2- Technical capabilities: the existence of what proves that the organization has previous experience in implementing the same kind of projects which will be funded. For example, previous agreements with the same partners, annual achievement reports or previous project reports in the same sectors. Donors want to make sure the organization they intend to fund is capable to manage this kind of projects and will follow implementation, monitoring and evaluation procedures and can provide well-written reports for all activities.
Risk assessment and its relationship with the amount of funding
3- Policies and internal regulations of the organization: donors request a copy of the organization’s policies and manuals to make a decision, as these policies are valid and must be followed during project implementation that they will fund or send their policies, manuals, queries, and instruction.
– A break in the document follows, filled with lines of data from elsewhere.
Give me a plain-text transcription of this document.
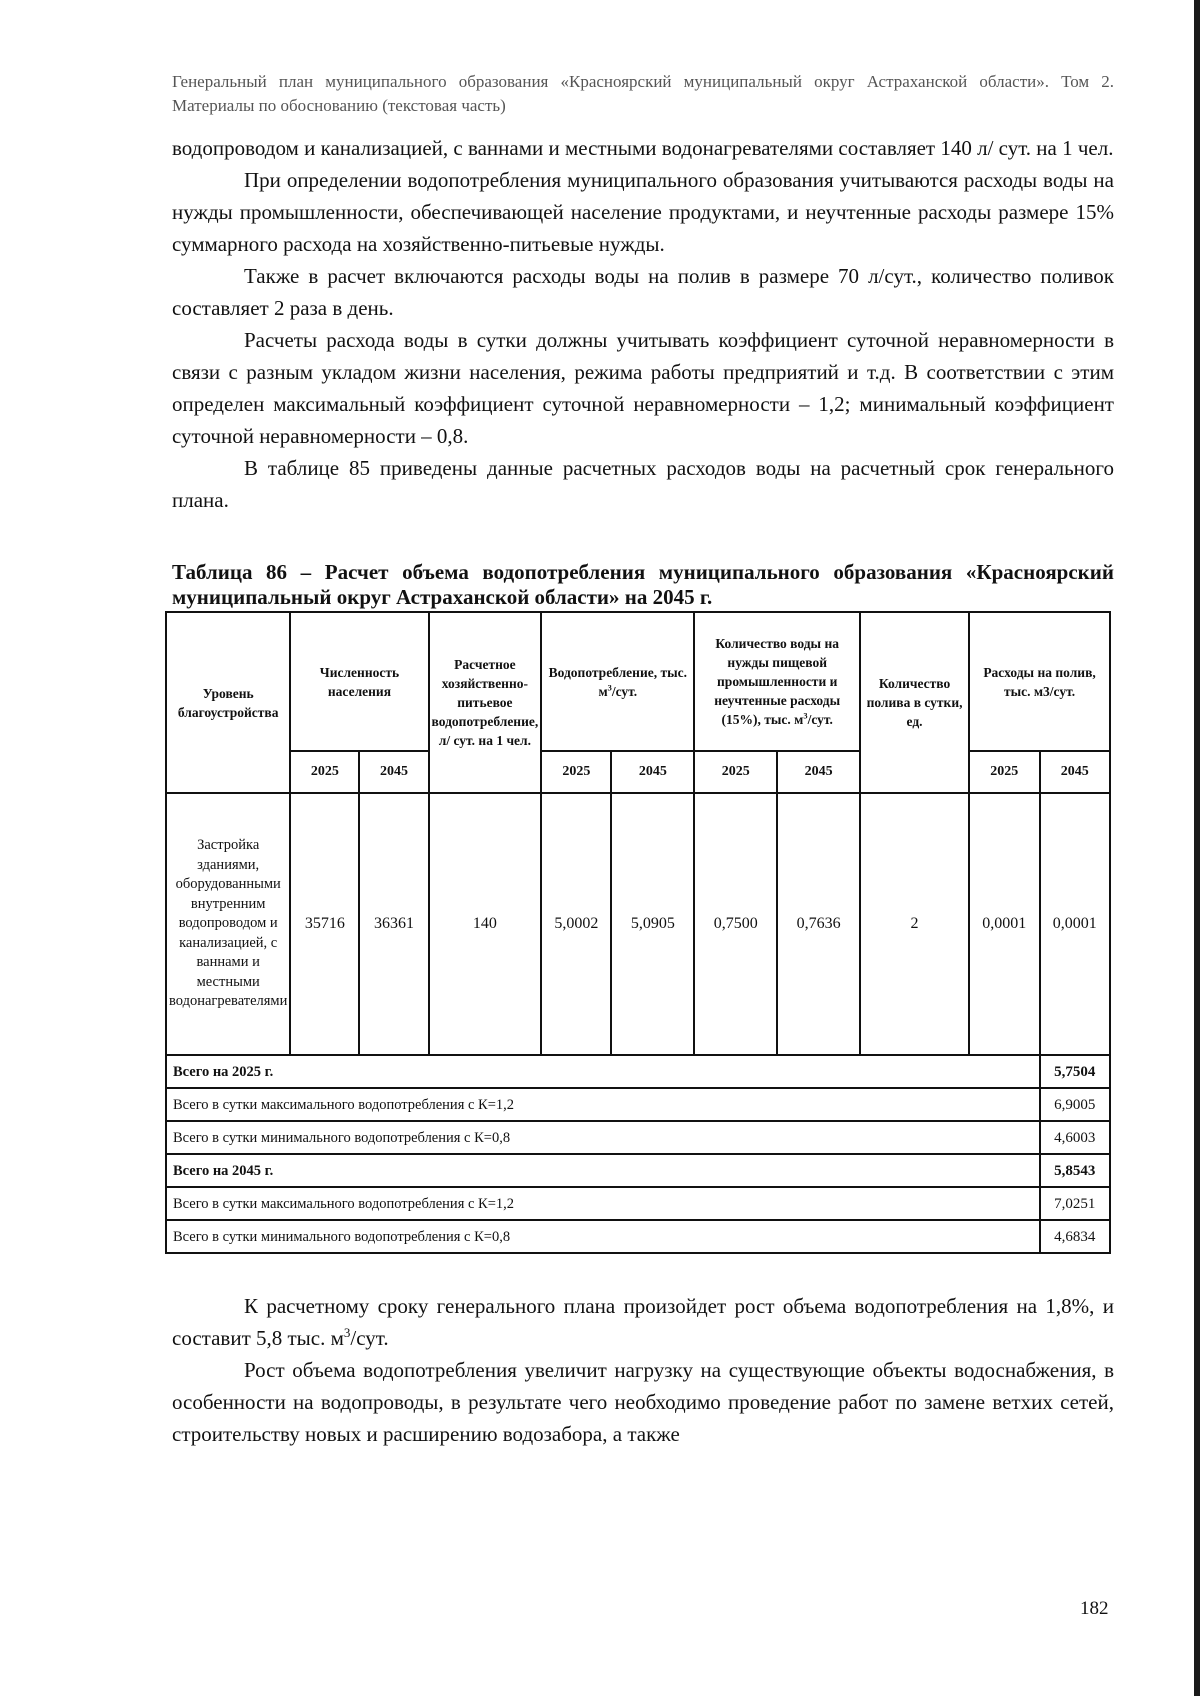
Генеральный план муниципального образования «Красноярский муниципальный округ Астраханской области». Том 2. Материалы по обоснованию (текстовая часть)

водопроводом и канализацией, с ваннами и местными водонагревателями составляет 140 л/ сут. на 1 чел.

При определении водопотребления муниципального образования учитываются расходы воды на нужды промышленности, обеспечивающей население продуктами, и неучтенные расходы размере 15% суммарного расхода на хозяйственно-питьевые нужды.

Также в расчет включаются расходы воды на полив в размере 70 л/сут., количество поливок составляет 2 раза в день.

Расчеты расхода воды в сутки должны учитывать коэффициент суточной неравномерности в связи с разным укладом жизни населения, режима работы предприятий и т.д. В соответствии с этим определен максимальный коэффициент суточной неравномерности – 1,2; минимальный коэффициент суточной неравномерности – 0,8.

В таблице 85 приведены данные расчетных расходов воды на расчетный срок генерального плана.

Таблица 86 – Расчет объема водопотребления муниципального образования «Красноярский муниципальный округ Астраханской области» на 2045 г.

Уровень благоустройства	Численность населения		Расчетное хозяйственно-питьевое водопотребление, л/ сут. на 1 чел.	Водопотребление, тыс. $м^3$/сут.		Количество воды на нужды пищевой промышленности и неучтенные расходы (15%), тыс. $м^3$/сут.		Количество полива в сутки, ед.	Расходы на полив, тыс. м3/сут.	
	2025	2045		2025	2045	2025	2045		2025	2045
Застройка зданиями, оборудованными внутренним водопроводом и канализацией, с ваннами и местными водонагревателями	35716	36361	140	5,0002	5,0905	0,7500	0,7636	2	0,0001	0,0001
Всего на 2025 г.										5,7504
Всего в сутки максимального водопотребления с К=1,2										6,9005
Всего в сутки минимального водопотребления с К=0,8										4,6003
Всего на 2045 г.										5,8543
Всего в сутки максимального водопотребления с К=1,2										7,0251
Всего в сутки минимального водопотребления с К=0,8										4,6834

К расчетному сроку генерального плана произойдет рост объема водопотребления на 1,8%, и составит 5,8 тыс. $м^3$/сут.

Рост объема водопотребления увеличит нагрузку на существующие объекты водоснабжения, в особенности на водопроводы, в результате чего необходимо проведение работ по замене ветхих сетей, строительству новых и расширению водозабора, а также

182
4- Reliability: donors have to make sure of the organization’s reliability before funding it and accept its proposals. The organization’s reliability will not only be known through annual financial audit but also through making sure of the existence of the organization on the ground. Therefore, they look for its website and news of its activities online. Others contract a local party to go to the organization’s headquarters and make sure of the building, staff’s working hours, and the extent of the organization’s application of standard procedures according to its financial policies. Moreover, donors might ask for a list of persons who are working in a known organizations and contact them and ask for their opinion about whether this organization can implement the project. They will then make the decision of funding based on these opinions and recommendations.
5- Main staff: donors request a list of the staff’s names, positions, qualifications, and experience, as well as the organization leadership’s experience. These donors also focus on the presence of both men and women in the leadership of the organization. So the organization must work on employing a sufficiently qualified staff of both sexes to be in a level of competence, which gives the donor the confidence to go on with the partnership and transfer money to the organization’s account. Moreover, these aspects and steps assure the donor that the organization has leadership and staff that have enough knowledge of regulatory requirements, as well as technical and financial procedures in place and are capable of implementing the project, writing reports, and providing financial and technical documents.. The organization should continuously train its main staff on proposal writing and fundraising and familiarize them with the donor’s requirements.
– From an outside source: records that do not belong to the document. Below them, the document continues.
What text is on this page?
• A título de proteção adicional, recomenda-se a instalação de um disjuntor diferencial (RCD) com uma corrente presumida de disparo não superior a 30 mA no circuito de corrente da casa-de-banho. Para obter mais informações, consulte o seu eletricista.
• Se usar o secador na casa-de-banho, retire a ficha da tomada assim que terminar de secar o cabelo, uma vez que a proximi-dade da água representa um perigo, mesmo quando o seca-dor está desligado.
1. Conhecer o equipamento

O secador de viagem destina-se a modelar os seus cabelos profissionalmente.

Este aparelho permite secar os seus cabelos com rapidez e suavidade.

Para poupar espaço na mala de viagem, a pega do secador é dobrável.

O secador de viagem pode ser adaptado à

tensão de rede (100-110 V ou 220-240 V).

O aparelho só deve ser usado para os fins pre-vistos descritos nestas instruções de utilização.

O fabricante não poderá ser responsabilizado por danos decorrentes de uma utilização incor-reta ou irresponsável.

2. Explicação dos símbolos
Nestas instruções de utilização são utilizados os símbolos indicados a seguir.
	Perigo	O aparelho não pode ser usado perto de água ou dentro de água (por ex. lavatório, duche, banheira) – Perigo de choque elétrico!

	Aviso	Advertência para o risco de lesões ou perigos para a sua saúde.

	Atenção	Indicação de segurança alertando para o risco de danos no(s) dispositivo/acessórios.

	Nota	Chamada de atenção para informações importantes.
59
Therefore, right from the first day of establishment, the organization should prepare the following to be ready to receive funding:
⦁ The annual financial audit report for the last financial year of a newly established organization or several financial years’ report for organizations established several years back.
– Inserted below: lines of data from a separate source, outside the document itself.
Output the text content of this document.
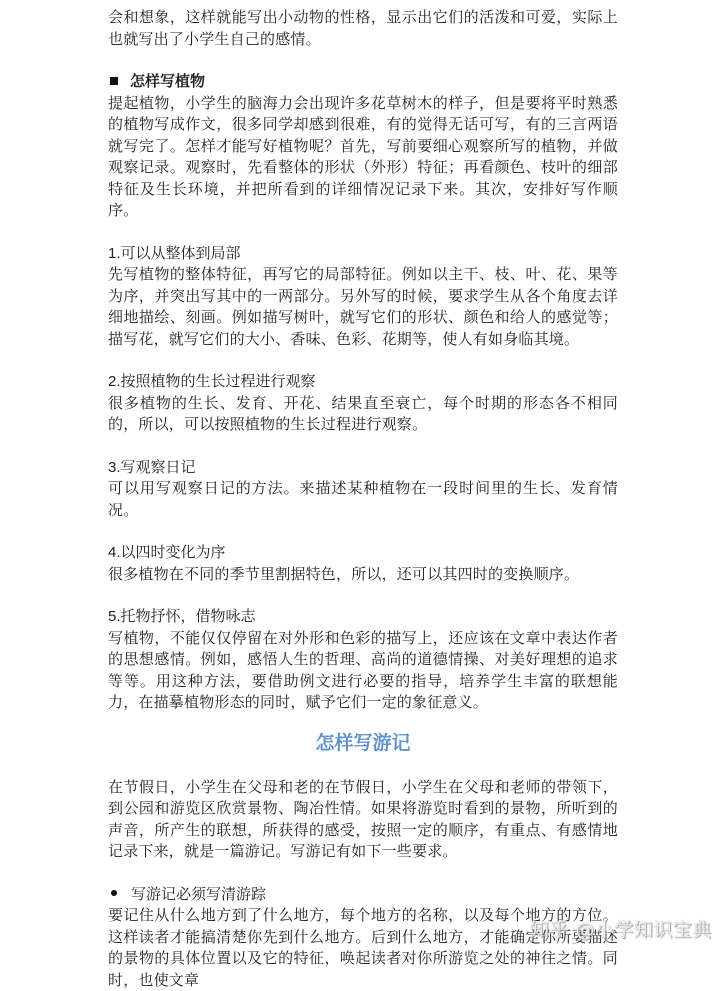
会和想象，这样就能写出小动物的性格，显示出它们的活泼和可爱，实际上也就写出了小学生自己的感情。

怎样写植物

提起植物，小学生的脑海力会出现许多花草树木的样子，但是要将平时熟悉的植物写成作文，很多同学却感到很难，有的觉得无话可写，有的三言两语就写完了。怎样才能写好植物呢？首先，写前要细心观察所写的植物，并做观察记录。观察时，先看整体的形状（外形）特征；再看颜色、枝叶的细部特征及生长环境，并把所看到的详细情况记录下来。其次，安排好写作顺序。

1.可以从整体到局部

先写植物的整体特征，再写它的局部特征。例如以主干、枝、叶、花、果等为序，并突出写其中的一两部分。另外写的时候，要求学生从各个角度去详细地描绘、刻画。例如描写树叶，就写它们的形状、颜色和给人的感觉等；描写花，就写它们的大小、香味、色彩、花期等，使人有如身临其境。

2.按照植物的生长过程进行观察

很多植物的生长、发育、开花、结果直至衰亡，每个时期的形态各不相同的，所以，可以按照植物的生长过程进行观察。

3.写观察日记

可以用写观察日记的方法。来描述某种植物在一段时间里的生长、发育情况。

4.以四时变化为序

很多植物在不同的季节里割据特色，所以，还可以其四时的变换顺序。

5.托物抒怀，借物咏志

写植物，不能仅仅停留在对外形和色彩的描写上，还应该在文章中表达作者的思想感情。例如，感悟人生的哲理、高尚的道德情操、对美好理想的追求等等。用这种方法，要借助例文进行必要的指导，培养学生丰富的联想能力，在描摹植物形态的同时，赋予它们一定的象征意义。

怎样写游记

在节假日，小学生在父母和老的在节假日，小学生在父母和老师的带领下，到公园和游览区欣赏景物、陶冶性情。如果将游览时看到的景物，所听到的声音，所产生的联想，所获得的感受，按照一定的顺序，有重点、有感情地记录下来，就是一篇游记。写游记有如下一些要求。

写游记必须写清游踪

要记住从什么地方到了什么地方，每个地方的名称，以及每个地方的方位。这样读者才能搞清楚你先到什么地方。后到什么地方，才能确定你所要描述的景物的具体位置以及它的特征，唤起读者对你所游览之处的神往之情。同时，也使文章

知乎 @小学知识宝典
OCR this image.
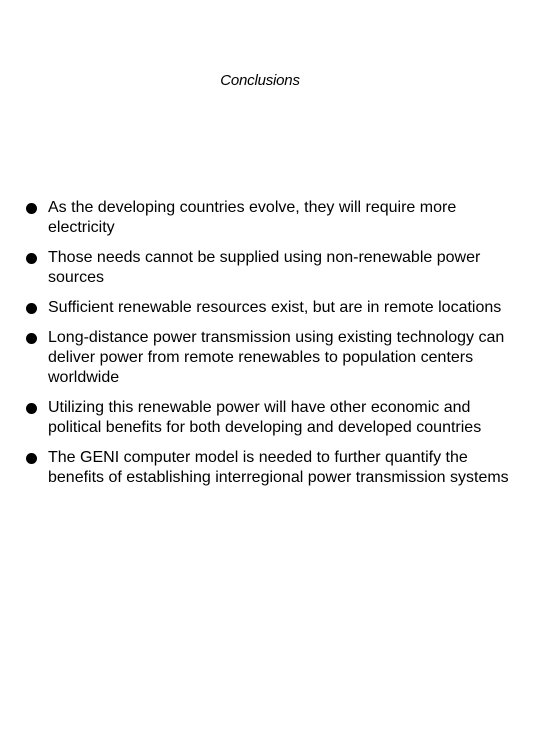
Conclusions
As the developing countries evolve, they will require more electricity
Those needs cannot be supplied using non-renewable power sources
Sufficient renewable resources exist, but are in remote locations
Long-distance power transmission using existing technology can deliver power from remote renewables to population centers worldwide
Utilizing this renewable power will have other economic and political benefits for both developing and developed countries
The GENI computer model is needed to further quantify the benefits of establishing interregional power transmission systems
⦁ Good reports of implemented projects.
⦁ The organization statute and a copy of the license that was renewed at the beginning of the year.
⦁ The organization’s internal policies, especially financial, procurements, human resources policies and project management, monitoring, and evaluation tools.
⦁ Models of action taken by the organization during project and activities’ implementation. For example, project plans, monitoring, evaluation plans receiving complaints and feedback forms, a set of financial reports, procurements procedures, and some activities’ reports.
⦁ Curriculum vitae of the organization’s leadership (board of trustees and administrative body) and its executive staff.
⦁ The English-language website containing new photos and news of activities and projects implemented by the organization.
⦁ The organization’s profile and strategic plan.
These documents should be continuously updated and translated into English so that the donor will be able to view them at any time.